Set the alarm
Waking up at Rembrandt’s by Thomas Lloyd Qualls

I’m going to go out on a limb here and write my review of Thomas Lloyd Qualls’ debut novel, Waking up at Rembrandt’s, before I speak to the guy. I contacted him through Facebook today, and I don’t really have any guarantee I’m going to be able to talk to him, but if I do, I’m going to run it as the 15 Minutes interview, which is on page 39. Suffice it to say, I’m going to ask him about some conclusions I reached reading the novel, which should either enhance this review or make it ridiculous—for example, if I can’t get the interview.
A quick summary: The novel mostly takes place in a remote, cabin-like restaurant near Lake Tahoe called Café Rembrandt. The hero and omniscient narrator is a female bartender named Jillian. She speaks in first person. She also speaks in second person for Maggie, a lawyer; Dillon, a broken-hearted spiritual seeker; and Phillip, a frustrated writer.
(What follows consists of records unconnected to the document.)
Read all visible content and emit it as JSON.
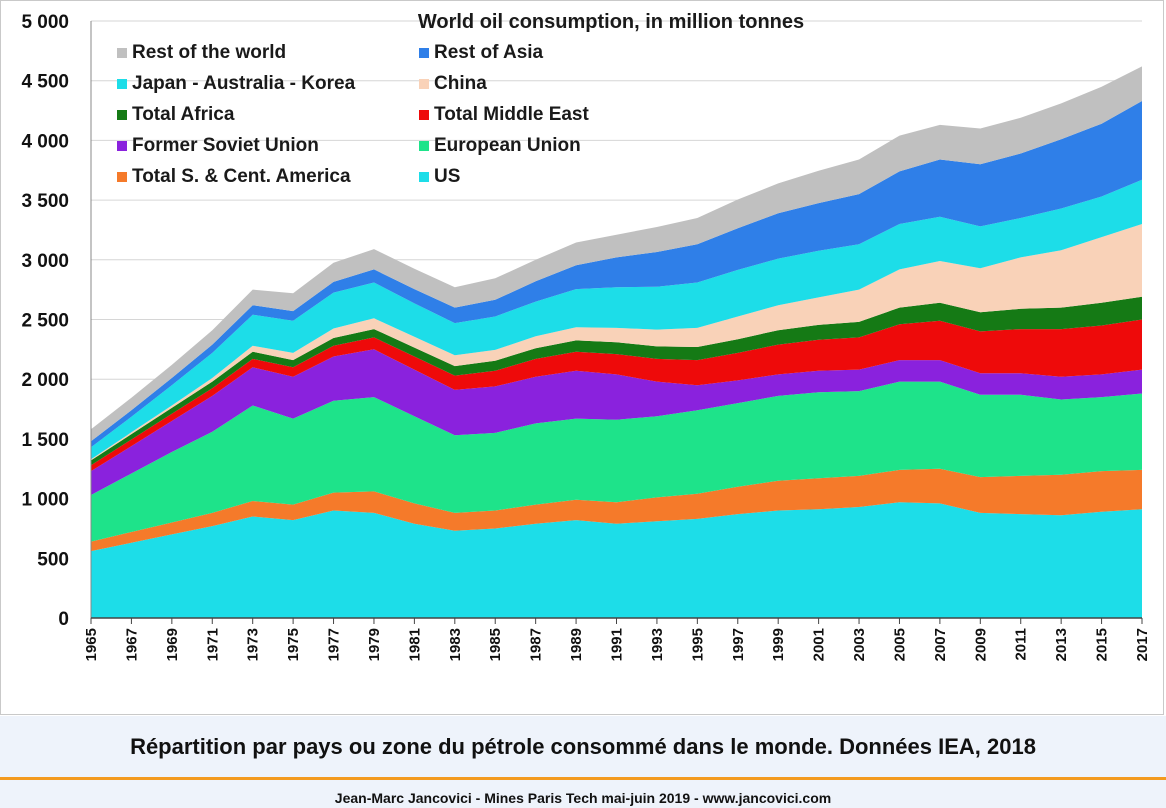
{
  "caption": "Répartition par pays ou zone du pétrole consommé dans le monde. Données IEA, 2018",
  "footer": "Jean-Marc Jancovici - Mines Paris Tech mai-juin 2019 - www.jancovici.com",
  "accent_color": "#f39a1e",
  "chart_data": {
    "type": "area",
    "stacked": true,
    "title": "World oil consumption, in million tonnes",
    "xlabel": "",
    "ylabel": "",
    "ylim": [
      0,
      5000
    ],
    "xlim": [
      1965,
      2017
    ],
    "y_ticks": [
      0,
      500,
      1000,
      1500,
      2000,
      2500,
      3000,
      3500,
      4000,
      4500,
      5000
    ],
    "y_tick_labels": [
      "0",
      "500",
      "1 000",
      "1 500",
      "2 000",
      "2 500",
      "3 000",
      "3 500",
      "4 000",
      "4 500",
      "5 000"
    ],
    "x_tick_labels": [
      "1965",
      "1967",
      "1969",
      "1971",
      "1973",
      "1975",
      "1977",
      "1979",
      "1981",
      "1983",
      "1985",
      "1987",
      "1989",
      "1991",
      "1993",
      "1995",
      "1997",
      "1999",
      "2001",
      "2003",
      "2005",
      "2007",
      "2009",
      "2011",
      "2013",
      "2015",
      "2017"
    ],
    "grid": true,
    "legend_position": "top-left",
    "x": [
      1965,
      1967,
      1969,
      1971,
      1973,
      1975,
      1977,
      1979,
      1981,
      1983,
      1985,
      1987,
      1989,
      1991,
      1993,
      1995,
      1997,
      1999,
      2001,
      2003,
      2005,
      2007,
      2009,
      2011,
      2013,
      2015,
      2017
    ],
    "series": [
      {
        "name": "US",
        "color": "#1ddde8",
        "values": [
          560,
          630,
          700,
          770,
          850,
          820,
          900,
          880,
          790,
          730,
          750,
          790,
          820,
          790,
          810,
          830,
          870,
          900,
          910,
          930,
          970,
          960,
          880,
          870,
          860,
          890,
          910
        ]
      },
      {
        "name": "Total S. & Cent. America",
        "color": "#f57a2a",
        "values": [
          80,
          90,
          100,
          110,
          130,
          130,
          150,
          180,
          170,
          150,
          150,
          160,
          170,
          180,
          200,
          210,
          230,
          250,
          260,
          260,
          270,
          290,
          300,
          320,
          340,
          340,
          330
        ]
      },
      {
        "name": "European Union",
        "color": "#1ee38a",
        "values": [
          390,
          490,
          590,
          680,
          800,
          720,
          770,
          790,
          730,
          650,
          650,
          680,
          680,
          690,
          680,
          700,
          700,
          710,
          720,
          710,
          740,
          730,
          690,
          680,
          630,
          620,
          640
        ]
      },
      {
        "name": "Former Soviet Union",
        "color": "#8a22dd",
        "values": [
          200,
          230,
          260,
          300,
          320,
          350,
          370,
          400,
          390,
          380,
          390,
          390,
          400,
          380,
          290,
          210,
          190,
          180,
          180,
          180,
          180,
          180,
          180,
          180,
          190,
          190,
          200
        ]
      },
      {
        "name": "Total Middle East",
        "color": "#ee0a0a",
        "values": [
          50,
          55,
          60,
          65,
          70,
          80,
          90,
          100,
          110,
          120,
          130,
          150,
          160,
          170,
          190,
          210,
          230,
          250,
          260,
          270,
          300,
          330,
          350,
          370,
          400,
          410,
          420
        ]
      },
      {
        "name": "Total Africa",
        "color": "#157a15",
        "values": [
          40,
          45,
          50,
          55,
          60,
          60,
          65,
          70,
          75,
          80,
          85,
          90,
          95,
          100,
          105,
          110,
          115,
          120,
          125,
          130,
          140,
          150,
          160,
          170,
          180,
          190,
          190
        ]
      },
      {
        "name": "China",
        "color": "#f9d2b8",
        "values": [
          10,
          15,
          20,
          30,
          50,
          60,
          80,
          90,
          90,
          90,
          90,
          100,
          110,
          120,
          140,
          160,
          190,
          210,
          230,
          270,
          320,
          350,
          370,
          430,
          480,
          550,
          610
        ]
      },
      {
        "name": "Japan - Australia - Korea",
        "color": "#1ddde8",
        "values": [
          100,
          130,
          170,
          210,
          260,
          270,
          300,
          300,
          280,
          270,
          280,
          290,
          320,
          340,
          360,
          380,
          390,
          390,
          390,
          380,
          380,
          370,
          350,
          330,
          350,
          340,
          370
        ]
      },
      {
        "name": "Rest of Asia",
        "color": "#2f7fe8",
        "values": [
          50,
          55,
          60,
          70,
          80,
          80,
          90,
          110,
          120,
          130,
          140,
          170,
          200,
          250,
          290,
          320,
          350,
          380,
          400,
          420,
          440,
          480,
          520,
          540,
          580,
          610,
          660
        ]
      },
      {
        "name": "Rest of the world",
        "color": "#c0c0c0",
        "values": [
          100,
          105,
          110,
          120,
          130,
          150,
          160,
          170,
          170,
          170,
          180,
          180,
          190,
          190,
          210,
          220,
          240,
          250,
          270,
          290,
          300,
          290,
          300,
          300,
          300,
          310,
          290
        ]
      }
    ],
    "legend_order": [
      "Rest of the world",
      "Rest of Asia",
      "Japan - Australia - Korea",
      "China",
      "Total Africa",
      "Total Middle East",
      "Former Soviet Union",
      "European Union",
      "Total S. & Cent. America",
      "US"
    ]
  }
}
Each of the characters—including the restaurant, which in some ways is as much a character as a setting—has reached a crisis point in his or her life. Interspersed through the novel are thematic poems and ruminations: love, words, Rembrandt. For example, “love: study 1.” Each of the characters attempts to work through his or her obstacles, eventually learning something and coming to a conclusion about life and how to live it—waking up, get it?
I’m going to hazard a guess that many readers will be unsatisfied and confused by the novel. But I’ve never been much of a fan of writers who bow to the lowest common denominator. I think Qualls’ second-person, present-tense style was brave and experimental, although I’m not sure it was the best way to tell the story. I’m also not sure that this is, in the strictest sense of the word, a novel. I got the strong feeling throughout that all these characters are Qualls, who was—and is—a bartender, a lawyer, a spiritual seeker, a writer and a poet. And just changing the gender of a character or two doesn’t make the story any more fictional or less autobiographical. (This is one of the assumptions where I could come off looking like a fool.)
Saying this is not strictly a novel would be roughly analogous to saying Sarah Palin’s new book, Going Rogue, is not in the strictest sense an autobiography.
I was frustrated by the use of Rembrandt Harmenszoon van Rijn as a sustained metaphor. I don’t recall the author saying why the restaurant was called Café Rembrandt, and I didn’t get the connection between the artist and the story. In fact, if I hadn’t recently attended the Rembrandt exhibit and read something of Rembrandt’s life at the Nevada Museum of Art, I’m not sure I would have recognized or been sure that Qualls was writing about the painter and printmaker. I was just a little lucky that some of Qualls’ synchronicity is going on in my own life.
I had no problem with Qualls’ use of a complicated plotting method to advance the story. The narrative is not told exactly in sequence, or at least not obviously so, and some of these events could have been taking place at the same time, although in different parts of the world. I had a feeling, though, that the author occasionally found himself bridling at the complicated task he set himself, and every once in awhile, he’d explain that the world doesn’t necessarily work in a linear fashion or that by making time a character, a writer could take control of it.
All in all, I was happy to have read this book, and I’m happy Qualls wrote this one and is working on another. He’s a local author—winning our annual readers’ poll with Best Local Novelist in 2008 and 2009—and the cool thing about that is, some time I’m actually going to get to talk to him about what his intentions truly were. Hopefully, it’ll be soon and will appear at the end of this newspaper.